Appellant, by motion made under Section 3317, Code of 1930, asked the circuit court to render in its favor a judgment against appellees, sheriff and the sureties on his official bond, for the amount of an execution and costs, interest and damages, for failure of the sheriff to return the execution by the return date thereof.
When appellant rested its case, appellees moved the court to dismiss appellant's motion on the ground that the proof which appellant had offered did not show that the execution had been actually delivered to the sheriff before the return date of such execution. The court sustained appellees' motion and rendered judgment accordingly. The correctness of this ruling is the only question presented on this appeal.
It was necessary that movant show prima facie a delivery in fact of the execution to the sheriff before its return date. Rawleigh Company, Inc., v. Hester, 190 Miss. 329, 200 So. 250. Does its proof do that? Here is the evidence on that question: The judgment was rendered February 17, 1942; the execution is dated September 17, 1942, returnable by its terms the third Monday of October, 1942, which was the 19th of October. The circuit clerk, who issued the execution, testified:
"A. Well, now, it shows it was issued the 17th day of September. I can't tell you on what day I turned it over to him, but as a rule, when I issued an execution I carry it in and give it to the sheriff at that time. . . .
"Q. Mr. Gordon give the best approximate date you can that you turned it over to him according to your best recollection.
"By Mr. Anderson: We object to that.
"By the Court: Do you know Mr. Gordon?
"A. No sir, my customary rule is to take it on over to the sheriff's office at the time I issue it. I wouldn't swear that I did that though. It was a few days after I *Page 839 issued it but I don't remember the exact date but it does show the day I issued it.
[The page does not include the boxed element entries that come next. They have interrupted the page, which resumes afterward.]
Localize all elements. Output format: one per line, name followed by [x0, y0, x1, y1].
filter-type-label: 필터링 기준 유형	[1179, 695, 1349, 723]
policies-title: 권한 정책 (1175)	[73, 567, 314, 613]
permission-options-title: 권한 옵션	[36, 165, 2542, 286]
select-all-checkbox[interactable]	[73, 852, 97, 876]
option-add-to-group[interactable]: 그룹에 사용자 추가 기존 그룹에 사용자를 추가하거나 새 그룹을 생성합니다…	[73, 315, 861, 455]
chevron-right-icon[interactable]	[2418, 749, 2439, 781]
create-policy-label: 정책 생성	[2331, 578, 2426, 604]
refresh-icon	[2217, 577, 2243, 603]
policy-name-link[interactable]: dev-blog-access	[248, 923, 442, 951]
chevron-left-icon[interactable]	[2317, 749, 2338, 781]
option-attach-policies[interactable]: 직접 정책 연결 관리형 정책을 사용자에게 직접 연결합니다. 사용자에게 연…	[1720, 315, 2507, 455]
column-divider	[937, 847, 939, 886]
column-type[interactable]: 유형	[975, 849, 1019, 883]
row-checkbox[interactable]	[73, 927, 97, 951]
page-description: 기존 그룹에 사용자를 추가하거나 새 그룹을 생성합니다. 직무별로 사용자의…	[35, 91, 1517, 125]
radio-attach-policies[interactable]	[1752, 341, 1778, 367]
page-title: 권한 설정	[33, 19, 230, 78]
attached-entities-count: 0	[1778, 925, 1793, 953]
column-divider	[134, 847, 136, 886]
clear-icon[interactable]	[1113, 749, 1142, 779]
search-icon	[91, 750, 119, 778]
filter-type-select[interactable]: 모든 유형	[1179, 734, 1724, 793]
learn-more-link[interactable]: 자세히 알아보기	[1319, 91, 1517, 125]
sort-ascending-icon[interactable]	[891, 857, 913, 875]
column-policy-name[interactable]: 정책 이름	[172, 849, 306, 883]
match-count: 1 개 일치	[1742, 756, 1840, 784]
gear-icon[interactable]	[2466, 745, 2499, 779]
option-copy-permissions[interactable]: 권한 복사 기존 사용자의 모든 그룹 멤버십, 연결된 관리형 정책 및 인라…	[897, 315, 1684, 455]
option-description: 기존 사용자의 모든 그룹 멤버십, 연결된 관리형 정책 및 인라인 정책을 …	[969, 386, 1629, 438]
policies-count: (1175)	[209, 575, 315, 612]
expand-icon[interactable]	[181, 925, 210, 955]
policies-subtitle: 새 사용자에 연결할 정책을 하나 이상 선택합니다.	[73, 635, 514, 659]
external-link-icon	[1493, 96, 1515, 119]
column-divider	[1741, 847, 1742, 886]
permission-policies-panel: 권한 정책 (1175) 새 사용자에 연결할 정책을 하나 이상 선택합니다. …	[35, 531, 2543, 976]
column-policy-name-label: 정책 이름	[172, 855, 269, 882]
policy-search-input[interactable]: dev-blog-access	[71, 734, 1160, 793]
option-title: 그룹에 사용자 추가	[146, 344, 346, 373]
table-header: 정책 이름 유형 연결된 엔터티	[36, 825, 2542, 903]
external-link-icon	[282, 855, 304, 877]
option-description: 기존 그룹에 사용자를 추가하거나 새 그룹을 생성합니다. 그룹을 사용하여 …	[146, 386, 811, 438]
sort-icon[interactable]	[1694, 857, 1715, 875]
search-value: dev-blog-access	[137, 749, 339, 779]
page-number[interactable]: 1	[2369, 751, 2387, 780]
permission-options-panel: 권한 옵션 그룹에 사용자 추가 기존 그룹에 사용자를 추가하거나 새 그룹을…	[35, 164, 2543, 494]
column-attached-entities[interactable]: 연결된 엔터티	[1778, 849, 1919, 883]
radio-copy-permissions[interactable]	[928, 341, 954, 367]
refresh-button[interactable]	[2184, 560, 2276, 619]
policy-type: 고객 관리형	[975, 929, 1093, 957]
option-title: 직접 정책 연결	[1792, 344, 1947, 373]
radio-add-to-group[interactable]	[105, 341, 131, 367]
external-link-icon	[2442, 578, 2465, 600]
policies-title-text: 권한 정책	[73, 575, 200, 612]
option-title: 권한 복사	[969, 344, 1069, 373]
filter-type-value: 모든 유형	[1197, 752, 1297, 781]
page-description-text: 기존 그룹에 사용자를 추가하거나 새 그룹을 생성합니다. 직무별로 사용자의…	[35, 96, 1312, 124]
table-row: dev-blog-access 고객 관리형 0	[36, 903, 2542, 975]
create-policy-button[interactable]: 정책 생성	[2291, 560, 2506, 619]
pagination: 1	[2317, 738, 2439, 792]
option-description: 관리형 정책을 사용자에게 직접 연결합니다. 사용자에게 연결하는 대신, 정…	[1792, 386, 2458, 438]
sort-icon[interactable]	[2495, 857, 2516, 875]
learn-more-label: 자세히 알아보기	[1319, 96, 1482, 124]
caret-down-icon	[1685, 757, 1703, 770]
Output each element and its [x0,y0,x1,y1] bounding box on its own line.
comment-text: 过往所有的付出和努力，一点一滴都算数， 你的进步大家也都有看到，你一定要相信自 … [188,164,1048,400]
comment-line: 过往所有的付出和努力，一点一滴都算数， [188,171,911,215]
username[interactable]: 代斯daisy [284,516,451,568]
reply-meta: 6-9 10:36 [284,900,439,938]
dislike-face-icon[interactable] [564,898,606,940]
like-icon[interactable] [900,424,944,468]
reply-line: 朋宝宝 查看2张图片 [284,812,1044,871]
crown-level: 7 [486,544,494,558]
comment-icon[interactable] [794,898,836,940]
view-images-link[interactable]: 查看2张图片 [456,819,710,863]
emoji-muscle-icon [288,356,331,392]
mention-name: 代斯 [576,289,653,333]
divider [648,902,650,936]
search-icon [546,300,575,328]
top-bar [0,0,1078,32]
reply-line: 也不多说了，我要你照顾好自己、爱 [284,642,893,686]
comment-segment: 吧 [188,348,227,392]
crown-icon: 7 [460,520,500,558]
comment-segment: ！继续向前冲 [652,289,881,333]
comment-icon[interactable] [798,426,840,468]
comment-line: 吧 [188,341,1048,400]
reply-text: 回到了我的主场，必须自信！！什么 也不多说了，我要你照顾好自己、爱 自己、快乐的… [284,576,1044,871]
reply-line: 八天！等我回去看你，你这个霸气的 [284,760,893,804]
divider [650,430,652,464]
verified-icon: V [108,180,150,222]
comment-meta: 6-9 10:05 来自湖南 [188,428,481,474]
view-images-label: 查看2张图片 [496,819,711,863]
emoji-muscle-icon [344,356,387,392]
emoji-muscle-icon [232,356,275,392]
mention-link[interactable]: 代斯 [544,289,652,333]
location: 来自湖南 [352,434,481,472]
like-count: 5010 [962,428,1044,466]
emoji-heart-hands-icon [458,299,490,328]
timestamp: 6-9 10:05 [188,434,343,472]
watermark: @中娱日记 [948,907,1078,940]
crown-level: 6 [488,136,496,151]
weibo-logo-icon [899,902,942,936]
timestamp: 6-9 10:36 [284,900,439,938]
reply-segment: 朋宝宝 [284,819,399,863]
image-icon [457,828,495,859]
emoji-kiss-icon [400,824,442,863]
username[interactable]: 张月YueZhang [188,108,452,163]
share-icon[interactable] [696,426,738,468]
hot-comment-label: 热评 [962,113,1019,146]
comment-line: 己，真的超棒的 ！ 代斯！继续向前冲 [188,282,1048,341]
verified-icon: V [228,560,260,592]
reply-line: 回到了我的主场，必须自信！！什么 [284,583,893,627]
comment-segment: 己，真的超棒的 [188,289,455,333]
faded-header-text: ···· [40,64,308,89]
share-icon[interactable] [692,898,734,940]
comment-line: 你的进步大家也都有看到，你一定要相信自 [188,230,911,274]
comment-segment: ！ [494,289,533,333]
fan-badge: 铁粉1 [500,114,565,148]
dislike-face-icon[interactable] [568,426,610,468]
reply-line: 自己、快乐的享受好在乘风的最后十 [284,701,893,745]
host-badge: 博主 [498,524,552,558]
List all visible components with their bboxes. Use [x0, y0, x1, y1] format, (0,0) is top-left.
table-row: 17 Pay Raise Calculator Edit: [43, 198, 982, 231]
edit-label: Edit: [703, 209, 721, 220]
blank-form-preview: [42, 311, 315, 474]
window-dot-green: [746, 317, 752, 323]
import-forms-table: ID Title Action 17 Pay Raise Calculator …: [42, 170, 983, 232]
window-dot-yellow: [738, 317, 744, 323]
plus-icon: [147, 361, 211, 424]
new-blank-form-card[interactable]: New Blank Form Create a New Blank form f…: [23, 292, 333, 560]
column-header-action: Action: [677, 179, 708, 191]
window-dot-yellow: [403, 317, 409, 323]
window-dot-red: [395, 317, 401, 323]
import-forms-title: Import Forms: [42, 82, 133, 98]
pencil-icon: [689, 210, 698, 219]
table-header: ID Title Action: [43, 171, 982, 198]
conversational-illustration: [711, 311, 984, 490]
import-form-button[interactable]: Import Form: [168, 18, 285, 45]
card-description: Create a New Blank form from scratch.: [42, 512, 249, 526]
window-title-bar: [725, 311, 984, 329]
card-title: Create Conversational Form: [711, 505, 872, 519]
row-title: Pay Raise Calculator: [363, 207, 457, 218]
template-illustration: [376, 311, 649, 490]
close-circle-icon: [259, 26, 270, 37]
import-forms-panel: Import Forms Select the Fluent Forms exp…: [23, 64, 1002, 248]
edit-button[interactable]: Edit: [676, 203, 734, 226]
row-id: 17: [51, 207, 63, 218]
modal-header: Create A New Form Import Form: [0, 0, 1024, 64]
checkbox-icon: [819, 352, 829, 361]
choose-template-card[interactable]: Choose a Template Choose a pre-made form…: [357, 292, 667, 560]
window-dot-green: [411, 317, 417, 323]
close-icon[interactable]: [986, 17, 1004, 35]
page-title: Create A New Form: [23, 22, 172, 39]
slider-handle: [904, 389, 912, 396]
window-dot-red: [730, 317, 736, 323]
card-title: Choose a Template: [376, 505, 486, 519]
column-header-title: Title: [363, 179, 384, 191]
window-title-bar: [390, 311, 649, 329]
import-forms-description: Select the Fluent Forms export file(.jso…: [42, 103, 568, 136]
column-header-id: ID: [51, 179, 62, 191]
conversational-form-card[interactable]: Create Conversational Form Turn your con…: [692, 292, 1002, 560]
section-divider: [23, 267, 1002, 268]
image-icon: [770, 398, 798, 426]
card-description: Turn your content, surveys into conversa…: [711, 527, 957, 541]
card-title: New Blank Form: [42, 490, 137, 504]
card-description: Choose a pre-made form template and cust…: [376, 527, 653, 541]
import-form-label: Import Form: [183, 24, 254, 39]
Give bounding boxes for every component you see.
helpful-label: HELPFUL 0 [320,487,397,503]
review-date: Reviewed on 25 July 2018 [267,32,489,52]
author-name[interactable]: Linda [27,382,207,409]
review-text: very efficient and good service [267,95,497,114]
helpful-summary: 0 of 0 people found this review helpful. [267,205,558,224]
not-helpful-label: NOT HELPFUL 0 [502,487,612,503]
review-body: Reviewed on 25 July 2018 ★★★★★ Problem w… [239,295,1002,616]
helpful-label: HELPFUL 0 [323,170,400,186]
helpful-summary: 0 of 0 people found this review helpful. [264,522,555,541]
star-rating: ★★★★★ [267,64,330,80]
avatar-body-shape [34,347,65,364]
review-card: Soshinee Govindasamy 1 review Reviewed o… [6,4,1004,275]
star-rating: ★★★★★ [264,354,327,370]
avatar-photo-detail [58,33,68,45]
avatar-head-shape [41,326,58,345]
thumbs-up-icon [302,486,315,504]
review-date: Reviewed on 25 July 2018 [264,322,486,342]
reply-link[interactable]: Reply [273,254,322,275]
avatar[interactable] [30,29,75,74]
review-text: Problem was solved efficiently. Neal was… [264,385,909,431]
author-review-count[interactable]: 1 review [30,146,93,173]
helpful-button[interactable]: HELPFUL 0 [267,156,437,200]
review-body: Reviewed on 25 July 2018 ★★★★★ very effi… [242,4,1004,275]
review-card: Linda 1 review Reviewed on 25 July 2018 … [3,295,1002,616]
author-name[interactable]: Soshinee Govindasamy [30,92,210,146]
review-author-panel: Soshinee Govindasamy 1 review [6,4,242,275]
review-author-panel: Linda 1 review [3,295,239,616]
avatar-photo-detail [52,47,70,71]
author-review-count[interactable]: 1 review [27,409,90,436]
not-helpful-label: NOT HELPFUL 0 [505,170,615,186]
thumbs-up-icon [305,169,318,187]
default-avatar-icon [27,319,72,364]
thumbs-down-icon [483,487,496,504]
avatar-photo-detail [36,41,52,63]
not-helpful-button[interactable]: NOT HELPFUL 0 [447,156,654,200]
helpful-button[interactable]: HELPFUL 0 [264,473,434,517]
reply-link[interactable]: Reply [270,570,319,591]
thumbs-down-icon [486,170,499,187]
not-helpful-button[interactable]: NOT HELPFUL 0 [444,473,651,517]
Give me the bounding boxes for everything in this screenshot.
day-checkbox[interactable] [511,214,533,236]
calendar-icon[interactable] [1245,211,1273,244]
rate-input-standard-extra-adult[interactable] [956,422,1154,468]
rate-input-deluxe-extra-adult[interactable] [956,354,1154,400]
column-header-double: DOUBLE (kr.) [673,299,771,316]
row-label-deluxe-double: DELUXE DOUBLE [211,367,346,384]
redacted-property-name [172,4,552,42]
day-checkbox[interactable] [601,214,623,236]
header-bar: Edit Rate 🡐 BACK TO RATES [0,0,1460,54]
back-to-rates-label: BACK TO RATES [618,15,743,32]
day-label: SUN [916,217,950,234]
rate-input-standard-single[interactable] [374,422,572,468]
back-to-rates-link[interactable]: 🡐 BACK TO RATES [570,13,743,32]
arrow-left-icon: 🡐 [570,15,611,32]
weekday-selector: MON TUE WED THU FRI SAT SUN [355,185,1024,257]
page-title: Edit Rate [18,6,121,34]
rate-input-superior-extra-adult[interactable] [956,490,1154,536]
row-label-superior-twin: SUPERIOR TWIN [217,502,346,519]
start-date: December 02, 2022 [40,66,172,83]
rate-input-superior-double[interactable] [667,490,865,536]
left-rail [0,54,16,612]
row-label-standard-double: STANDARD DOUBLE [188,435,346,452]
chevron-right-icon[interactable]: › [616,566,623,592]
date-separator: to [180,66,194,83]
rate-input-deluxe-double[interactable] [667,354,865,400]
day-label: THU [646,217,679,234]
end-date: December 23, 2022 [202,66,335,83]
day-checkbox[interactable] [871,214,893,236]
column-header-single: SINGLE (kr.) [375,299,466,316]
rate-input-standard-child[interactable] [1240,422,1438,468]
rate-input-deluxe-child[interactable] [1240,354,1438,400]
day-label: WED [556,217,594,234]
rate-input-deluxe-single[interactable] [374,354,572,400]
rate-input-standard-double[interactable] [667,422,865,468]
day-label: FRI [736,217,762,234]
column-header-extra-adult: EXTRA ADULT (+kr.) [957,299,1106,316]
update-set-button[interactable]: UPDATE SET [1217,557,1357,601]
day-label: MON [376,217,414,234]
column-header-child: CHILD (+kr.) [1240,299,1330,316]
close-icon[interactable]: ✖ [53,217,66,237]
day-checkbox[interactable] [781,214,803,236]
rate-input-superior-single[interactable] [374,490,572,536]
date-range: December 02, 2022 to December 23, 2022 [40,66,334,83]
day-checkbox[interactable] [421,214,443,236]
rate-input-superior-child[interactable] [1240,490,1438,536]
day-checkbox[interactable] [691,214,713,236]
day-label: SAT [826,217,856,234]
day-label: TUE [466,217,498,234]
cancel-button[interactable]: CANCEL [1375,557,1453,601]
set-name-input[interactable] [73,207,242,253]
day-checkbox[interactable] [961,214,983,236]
"Q. Did Mr. Causey, the sheriff, ever come back after you delivered that execution to him and tell you that it was too late for a return and ask you to issue another one? A. No, sir."
The sheriff made his return on the execution, stating that he found no property subject to seizure, on December 26, 1942. We think a fair, reasonable inference from this testimony makes out a prima facie case that the execution was actually delivered to the sheriff before its return date, October 19th; especially when supported, as it is here, by the presumption that the clerk did his duty, and so delivered the execution to the sheriff.
If it be said that the foregoing presumption is off-set by the further presumption that the sheriff is presumed to have done his duty and served the execution before its return date had he received it prior thereto, the answer is that the return of the sheriff on the execution recites, not that he had received it too late for service, but that he had "executed the within writ personally by making a diligent effort to execute this execution and have failed to find any property to levy upon." The execution was a dead instrument after its return date. It had no life for purpose of service after that date. Any effort to seize property thereunder after such date was without any authority whatever. It would have been a foolish act for the sheriff, after the return date of the execution, to have gone out armed with it to seize and take into his possession property of others by virtue of its authority. We cannot presume the sheriff did an absurd act; therefore, his return that he had served the writ by making diligent effort to find property and failed to do so necessarily means he did that before its return date, which itself is proof that he had it in his possession before such date.